Acute Care Surgery

StrataGraft® Skin Tissue in the Promotion of Autologous Skin Regeneration of Complex Skin Defects Due to Thermal Burns That Contain Intact Dermal Elements

Principal Investigator: Joshua Carson, MD

Study Description: The proposed registration study is designed as a phase III open-label, controlled, randomized, multicenter study evaluating the efficacy and safety of StrataGraft skin tissue in promoting autologous skin tissue regeneration of complex skin defects due to thermal burns. The proposed study will include patients with 3-49% total body surface area (TBSA) complex skin defects due to thermal burns with intact dermal elements for which excision and autografting are clinically indicated. The study has been designed to focus on the evaluation of efficacy and safety of StrataGraft skin tissue, while also assessing the potential for StrataGraft skin tissue to promote healing of complex skin defects due to thermal burns as an alternative to donor site harvesting and autografting. Targeted enrollment for this study is up to 70 subjects with complex skin defects caused by thermal burns that containing intact dermal elements and for which surgical excision and autografts are clinically indicated.

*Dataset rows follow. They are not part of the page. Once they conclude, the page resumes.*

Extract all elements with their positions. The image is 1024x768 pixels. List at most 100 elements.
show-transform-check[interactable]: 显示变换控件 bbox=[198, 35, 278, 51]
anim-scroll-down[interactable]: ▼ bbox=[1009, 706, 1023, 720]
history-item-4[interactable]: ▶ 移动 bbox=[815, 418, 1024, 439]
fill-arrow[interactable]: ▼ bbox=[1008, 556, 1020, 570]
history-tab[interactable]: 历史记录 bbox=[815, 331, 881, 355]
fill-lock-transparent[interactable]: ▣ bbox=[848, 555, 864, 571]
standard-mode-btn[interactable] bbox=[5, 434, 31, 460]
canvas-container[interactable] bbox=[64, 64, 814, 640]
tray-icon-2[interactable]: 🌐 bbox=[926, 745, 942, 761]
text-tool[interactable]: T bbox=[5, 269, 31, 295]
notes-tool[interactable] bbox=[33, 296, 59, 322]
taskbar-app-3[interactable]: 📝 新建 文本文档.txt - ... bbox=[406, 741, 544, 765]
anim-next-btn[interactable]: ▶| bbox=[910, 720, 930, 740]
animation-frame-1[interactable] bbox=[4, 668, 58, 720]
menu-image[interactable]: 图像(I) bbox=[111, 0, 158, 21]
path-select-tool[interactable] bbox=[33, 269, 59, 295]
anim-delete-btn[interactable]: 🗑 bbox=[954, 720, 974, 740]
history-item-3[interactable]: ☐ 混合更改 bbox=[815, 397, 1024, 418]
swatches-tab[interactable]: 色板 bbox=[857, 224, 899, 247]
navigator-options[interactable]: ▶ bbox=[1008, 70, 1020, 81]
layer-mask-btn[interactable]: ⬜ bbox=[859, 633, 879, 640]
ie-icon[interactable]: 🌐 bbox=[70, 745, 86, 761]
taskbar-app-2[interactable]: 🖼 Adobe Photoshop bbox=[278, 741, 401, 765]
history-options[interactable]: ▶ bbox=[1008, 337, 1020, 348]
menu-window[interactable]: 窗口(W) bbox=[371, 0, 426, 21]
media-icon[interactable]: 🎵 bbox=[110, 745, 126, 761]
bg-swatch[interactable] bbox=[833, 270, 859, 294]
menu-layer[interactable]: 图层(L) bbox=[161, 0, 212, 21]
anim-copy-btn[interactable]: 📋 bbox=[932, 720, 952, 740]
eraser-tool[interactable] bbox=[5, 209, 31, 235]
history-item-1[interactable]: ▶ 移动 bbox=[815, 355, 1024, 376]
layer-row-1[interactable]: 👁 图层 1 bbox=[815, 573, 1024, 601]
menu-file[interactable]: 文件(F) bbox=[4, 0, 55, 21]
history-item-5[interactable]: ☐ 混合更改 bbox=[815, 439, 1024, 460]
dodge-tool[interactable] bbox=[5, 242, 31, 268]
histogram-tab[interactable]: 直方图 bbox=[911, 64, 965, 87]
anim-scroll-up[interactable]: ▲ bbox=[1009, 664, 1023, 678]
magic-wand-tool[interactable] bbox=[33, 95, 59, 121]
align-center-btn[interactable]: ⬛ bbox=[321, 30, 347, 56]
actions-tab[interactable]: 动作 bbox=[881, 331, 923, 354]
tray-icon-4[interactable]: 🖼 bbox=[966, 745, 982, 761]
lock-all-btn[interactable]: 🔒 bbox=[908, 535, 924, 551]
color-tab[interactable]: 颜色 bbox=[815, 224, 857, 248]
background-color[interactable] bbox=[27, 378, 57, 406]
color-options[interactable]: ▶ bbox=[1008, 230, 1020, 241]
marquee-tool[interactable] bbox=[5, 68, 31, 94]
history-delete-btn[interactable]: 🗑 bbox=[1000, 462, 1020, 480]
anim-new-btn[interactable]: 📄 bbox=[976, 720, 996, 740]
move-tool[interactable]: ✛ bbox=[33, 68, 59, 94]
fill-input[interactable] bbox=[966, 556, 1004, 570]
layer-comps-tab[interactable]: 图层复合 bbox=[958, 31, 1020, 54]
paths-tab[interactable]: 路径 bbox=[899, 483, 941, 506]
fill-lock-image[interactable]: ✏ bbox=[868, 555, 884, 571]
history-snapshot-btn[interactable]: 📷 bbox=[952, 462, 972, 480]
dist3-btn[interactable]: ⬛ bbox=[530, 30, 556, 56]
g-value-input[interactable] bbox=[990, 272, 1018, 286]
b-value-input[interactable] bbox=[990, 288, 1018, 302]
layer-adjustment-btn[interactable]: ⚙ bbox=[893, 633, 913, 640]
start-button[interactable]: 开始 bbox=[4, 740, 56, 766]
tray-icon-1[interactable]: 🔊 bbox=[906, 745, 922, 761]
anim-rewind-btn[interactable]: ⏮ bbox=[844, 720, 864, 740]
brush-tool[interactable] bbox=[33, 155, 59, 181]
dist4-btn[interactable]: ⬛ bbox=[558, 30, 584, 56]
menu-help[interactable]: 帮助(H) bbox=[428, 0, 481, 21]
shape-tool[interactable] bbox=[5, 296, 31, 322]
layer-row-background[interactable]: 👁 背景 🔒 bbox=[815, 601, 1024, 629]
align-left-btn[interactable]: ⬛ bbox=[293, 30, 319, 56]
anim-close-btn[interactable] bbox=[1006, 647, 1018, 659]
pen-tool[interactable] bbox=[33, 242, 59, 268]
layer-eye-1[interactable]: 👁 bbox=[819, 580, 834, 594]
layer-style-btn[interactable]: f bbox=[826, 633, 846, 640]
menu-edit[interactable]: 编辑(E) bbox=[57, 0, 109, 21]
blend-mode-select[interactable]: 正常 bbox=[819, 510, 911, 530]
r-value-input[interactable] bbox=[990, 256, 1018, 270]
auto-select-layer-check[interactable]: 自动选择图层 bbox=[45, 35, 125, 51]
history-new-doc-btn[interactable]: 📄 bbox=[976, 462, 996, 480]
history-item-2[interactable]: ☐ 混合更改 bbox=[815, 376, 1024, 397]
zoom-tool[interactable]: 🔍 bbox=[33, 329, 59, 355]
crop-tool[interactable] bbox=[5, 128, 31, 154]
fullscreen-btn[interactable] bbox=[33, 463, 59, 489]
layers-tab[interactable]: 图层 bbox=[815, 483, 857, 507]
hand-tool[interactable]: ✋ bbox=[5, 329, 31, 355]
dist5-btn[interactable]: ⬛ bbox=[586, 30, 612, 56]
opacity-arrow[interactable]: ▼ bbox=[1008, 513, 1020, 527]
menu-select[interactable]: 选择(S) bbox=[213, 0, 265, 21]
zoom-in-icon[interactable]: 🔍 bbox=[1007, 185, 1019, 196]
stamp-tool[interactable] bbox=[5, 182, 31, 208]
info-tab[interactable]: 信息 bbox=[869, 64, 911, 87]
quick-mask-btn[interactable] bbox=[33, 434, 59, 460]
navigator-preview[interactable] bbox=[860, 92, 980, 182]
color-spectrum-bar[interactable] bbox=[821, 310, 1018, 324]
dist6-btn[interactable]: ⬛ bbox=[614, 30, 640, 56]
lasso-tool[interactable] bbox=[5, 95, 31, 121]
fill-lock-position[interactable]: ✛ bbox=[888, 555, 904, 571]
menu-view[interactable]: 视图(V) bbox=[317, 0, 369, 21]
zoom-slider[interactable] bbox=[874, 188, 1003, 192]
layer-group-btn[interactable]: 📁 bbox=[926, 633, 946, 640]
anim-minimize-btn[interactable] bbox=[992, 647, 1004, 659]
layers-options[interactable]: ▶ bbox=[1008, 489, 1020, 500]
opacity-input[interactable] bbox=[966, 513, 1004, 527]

Evaluating a point of care, quantitative matrix metalloproteinase assay as a predictor of successful graft take inpatients undergoing cutaneous autografting for acute burn injury

Principal Investigator: Joshua Carson, MD

Study Description: This is an observational pilot study of patients treated at UF Health Shands Burn Center adult service. This is a study to determine the predictive value of quantifying concentrations of specific MMPs. Coupling this with a specialized collection sample collection system and a calibrated fluorimetry allows for the rapid assessment of MMP concentrations. This assay has been validated as a predictor of failed wound healing in a published clinical study involving chronic open wounds.


Protective effects of propranolol in adults following major burn injury: a safety and efficacy trial

Principal Investigator: David Mozingo, MD

Study Description: This efficacy and safety trial will examine the effects and safety of propranolol administered to adult patients with severe burn injury. The investigators hypothesize that propranolol will provide significant benefit to adults following severe burn injury at doses that are safe and do not increase risk of adverse infectious and non-infectious outcomes.


The RE-ENERGIZE Study: RandomizEd Trial of ENtERal Glutamine to minimIZE Thermal Injury (RE-ENERGIZE)

Principal Investigator: David Mozingo, MD

Study Description: The purpose of this study is to test the following hypotheses:

  • Enteral glutamine administration decreases in-hospital mortality in adult patients with severe thermal burn injuries.
  • Enteral glutamine administration decreases hospital-acquired blood stream infections from Gram negative organisms and length of stay in ICU and hospital for adult patients with severe thermal burn injuries.
  • Enteral glutamine administration will improve the physical function of surviving burn injured patients and reduce their cost of care.

The objectives of this trial are to determine the overall treatment effect and safety of glutamine in burn patients. Specifically, the investigators want to assess the following outcomes in a sample of 2,700 patients in 80 sites:

  • In patients with severe, life-threatening burn injury, what is the effect of enteral glutamine on 6 month mortality?
  • In patients with severe, life-threatening burn injury, what is the effect of enteral glutamine on time to discharge alive from hospital, hospital-acquired blood stream infections from Gram negative organisms, hospital mortality, duration of stay in ICU and hospital, health-related quality of life, and health care resources?

Study to Evaluate the Efficacy and Safety of NexoBrid in Subjects With Thermal Burns

Principal Investigator: David Mozingo, MD

Study Description: This study will be a three-arms study intending to demonstrate superiority of NexoBrid treatment over the Gel Vehicle placebo control treatment and over SOC in thermal burn subjects. The study objectives are:

  • To demonstrate the efficacy of enzymatic eschar removal with NexoBrid by providing complete eschar removal as compared with Gel vehicle,
  • To demonstrate the efficacy of enzymatic eschar removal with NexoBrid by providing earlier complete eschar removal, reduction in patients’ surgical burden and its related blood loss as compared to SOC,
  • To assess the safety of NexoBrid compared to SOC, including demonstration that treatment with NexoBrid does not cause an unacceptable level of harm on wound closure outcome and long-term outcomes of cosmesis and function.